In the life factory we are given an introduction to basic chemistry. The simple chemical elements — hydrogen, oxygen, nitrogen, and carbon (with a few trace elements) — are mixed in a vat with liquid water. We are also given a grade-school education about the temperature range under which water is a liquid. We are then told about the marvels of the carbon atom, which can produce millions of chemical compounds.
We are then treated to a discussion about amino acids and how they make up proteins. (The obvious implication, presented through computer-generated graphics showing increasingly complex molecules forming spontaneously in an aqueous environment, is that proteins can be generated by stochastic processes.)
We then learn about the DNA molecule, and how it engenders self-replication, with no explanation as to how it could have possibly originated.
We then learn about the cell wall, with no explanation as to how it could have possibly originated.
We also learn about the energy producing systems of the cell, with no explanation as to how this could have possibly originated.
We now exit the life factory. All the essentials of the origin of life have been explained: energy production, proteins, self-replication, and the cell wall.
But wait! Proteins are manufactured by a highly complex and sophisticated machine that operates by interpreting a code in the DNA molecule.

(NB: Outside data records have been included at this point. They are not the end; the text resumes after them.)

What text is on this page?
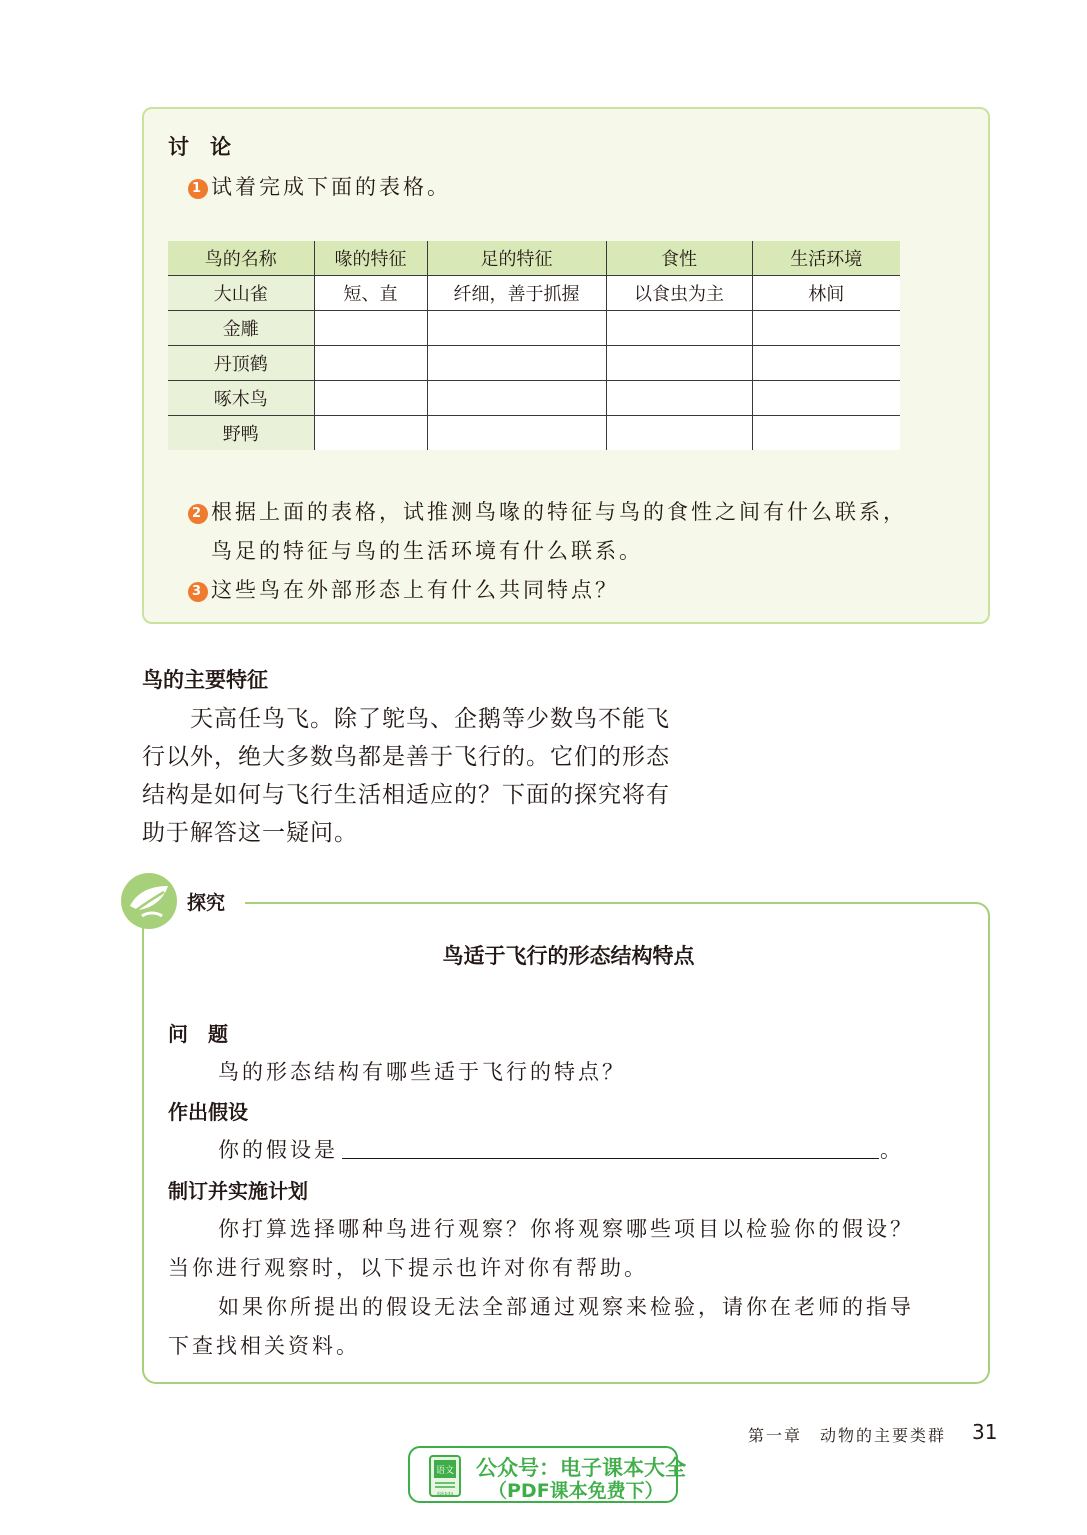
讨　论
1 试着完成下面的表格。
鸟的名称	喙的特征	足的特征	食性	生活环境
大山雀	短、直	纤细，善于抓握	以食虫为主	林间
金雕				
丹顶鹤				
啄木鸟				
野鸭				
2 根据上面的表格，试推测鸟喙的特征与鸟的食性之间有什么联系，
鸟足的特征与鸟的生活环境有什么联系。
3 这些鸟在外部形态上有什么共同特点？
鸟的主要特征
　　天高任鸟飞。除了鸵鸟、企鹅等少数鸟不能飞
行以外，绝大多数鸟都是善于飞行的。它们的形态
结构是如何与飞行生活相适应的？下面的探究将有
助于解答这一疑问。
探究
鸟适于飞行的形态结构特点
问　题
鸟的形态结构有哪些适于飞行的特点？
作出假设
你的假设是	。
制订并实施计划
你打算选择哪种鸟进行观察？你将观察哪些项目以检验你的假设？
当你进行观察时，以下提示也许对你有帮助。
如果你所提出的假设无法全部通过观察来检验，请你在老师的指导
下查找相关资料。
第一章　动物的主要类群 31
语文
dzkbdq
公众号：电子课本大全
（PDF课本免费下）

Where did the machinery come from? Where did the code come from? These questions are never asked, much less addressed, for obvious reasons.
We are then told about how random mutation and natural selection explains all the rest. We are even assured with no hesitancy that sexual reproduction was an innovation produced by random mutation, which helped provide even more variation upon which natural selection could work. This explains the Cambrian explosion.
Last, but certainly not least, we are taught about the scientific principle of “emergence” — the whole is greater than the sum of the parts. As an example of emergence we are shown waves in shallow water producing symmetric ripples in sand. Just as the physics of fluid dynamics can produce ripples in sand, so too can the laws of chemistry, physics, and probability explain all of the emergent properties of living systems, all of biology, and ultimately human existence.
After watching this History Channel program all I could do was stare at the floor and shake my head in disbelief that such transparent BS could be presented as hard science.
*The reason for this obligatory disclaimer is obvious: If modern evolutionary theory were known for what it is — the creation story of atheism that has little scientific, mathematical, evidential, or logical support — it would be banned in the public schools as an instance state-supported anti-religion.